Koolova Ransomware Decrypts For Free If You Read Two Articles About Ransomware (bleepingcomputer.com) 80
An anonymous reader quotes a report from BleepingComputer: We have a new in-development variant of the Koolova Ransomware that will decrypt your files for free if you educate yourself about ransomware by reading two articles. Discovered by security researcher Michael Gillespie, this in-development ransomware is not ready for prime time. In fact, I had to mess with it a bit and setup a local http server to even get it to display the ransom screen. In its functional state, Koolova will encrypt a victim's files and then display a screen similar to the Jigsaw Ransomware where the text is slowly shown on the screen. This text will tell the victim that they must read two articles before they can get a decryption key. It then tells you that if you are too lazy to read two articles before the countdown gets to zero, like Jigsaw, it will delete the encrypted files. This is not an idle threat as it actually does delete the files. The articles that Koolova wants you to read are an article from Google Security Blog called Stay safe while browsing and BleepingComputer's very own Jigsaw Ransomware Decrypted: Will delete your files until you pay the Ransom article. Once you read both articles, the Decripta i Miei File, or Decrypt My Files, button becomes available. Once you click on this button, Koolova will connect to the Command and Control server and retrieve the victim's decryption key. It will then display it in a message box labeled "Nice Jigsaw," in reference to the Jigsaw Ransomware, that displays your decryption key. A victim will then be able to take that key and enter it into the key field in order to decrypt files.
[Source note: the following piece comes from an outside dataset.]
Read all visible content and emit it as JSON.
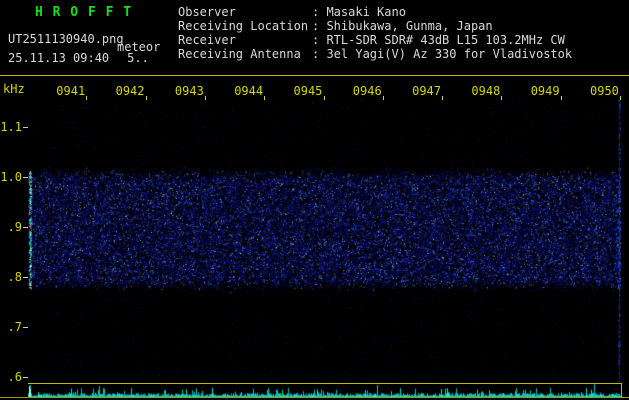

Is there a quiz afterwards? (Score:4, Insightful)
How does it know if you really read the articles?
Re: (Score:3)
What if the user doesn't have an internet connection?
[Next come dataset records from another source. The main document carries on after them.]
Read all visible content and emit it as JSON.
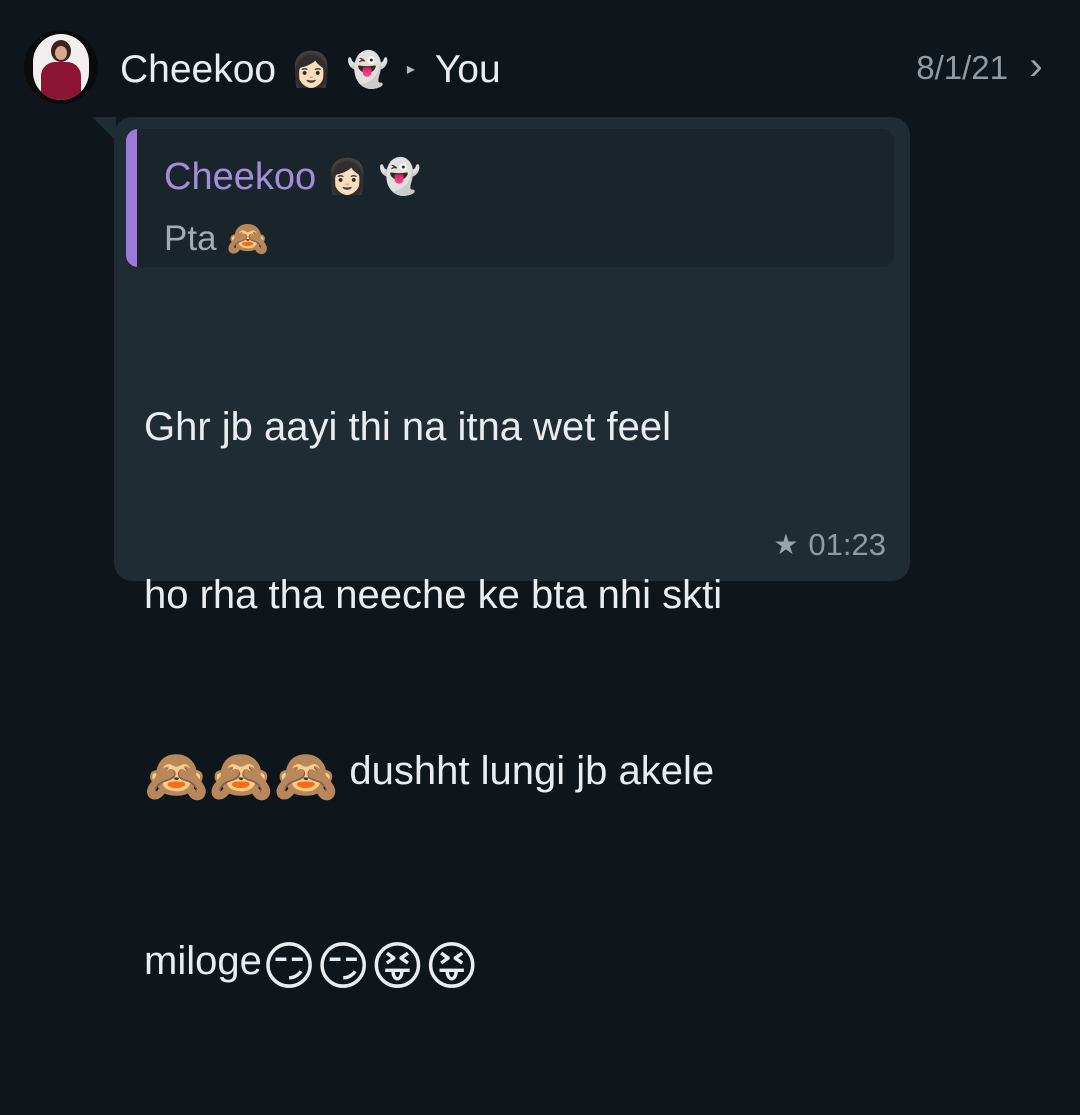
{
  "header": {
    "sender_name": "Cheekoo",
    "sender_emojis": [
      "👩🏻",
      "👻"
    ],
    "recipient": "You",
    "date": "8/1/21",
    "arrow_glyph": "▸",
    "chevron_glyph": "›"
  },
  "quote": {
    "author": "Cheekoo",
    "author_emojis": [
      "👩🏻",
      "👻"
    ],
    "text": "Pta",
    "text_emoji": "🙈"
  },
  "message": {
    "line1": "Ghr jb aayi thi na itna wet feel",
    "line2": "ho rha tha neeche ke bta nhi skti",
    "line3_emojis": "🙈🙈🙈",
    "line3_text": " dushht lungi jb akele",
    "line4_text": "miloge",
    "line4_emojis": "😏😏😝😝",
    "time": "01:23",
    "star_glyph": "★"
  },
  "colors": {
    "background": "#0e151b",
    "bubble": "#1f2c33",
    "quote_bg": "#1a252b",
    "quote_accent": "#9b7bd6",
    "text_primary": "#e9edef",
    "text_secondary": "#8f9aa2"
  }
}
Then he obviously wouldn't have been infected in the first place.
Re: (Score:1)
Re: (Score:1)
The author of this software needs education. (Score:5, Interesting)
I suspect the moron actually believes he's doing someone a favor - but there is never an ethically appropriate way to damage or steal information that isn't yours on equipment that isn't yours. As I recall, wasn't there some clod that released a virus a decade back that actively (attempted to) hunt down and remove other virii from infected computers, ostensibly as a public service? The idea ended up conceptually integrated into other exploits as a way to ensure that a given bot was only enslaved by one botnet at a time, a very valuable idea for botnet operators but hardly a public service.
Re: (Score:1)
but there is never an ethically appropriate way to damage or steal information that isn't yours on equipment that isn't yours
It's never legal to do something like this, but ethical? Absolutely. Different people have different ethics, you shouldn't push yours on other people.
The world needs more education opportunities like this, where they can have a chance to change without actually getting hurt.
Re: (Score:1)
So many people are internet roadkill, they just don't know it yet.
Re: (Score:1)
Ethically, this is like pushing someone out of the road so they don't get hit by a car. The pushing might hurt them a bit, but it's way better than getting hit by the car.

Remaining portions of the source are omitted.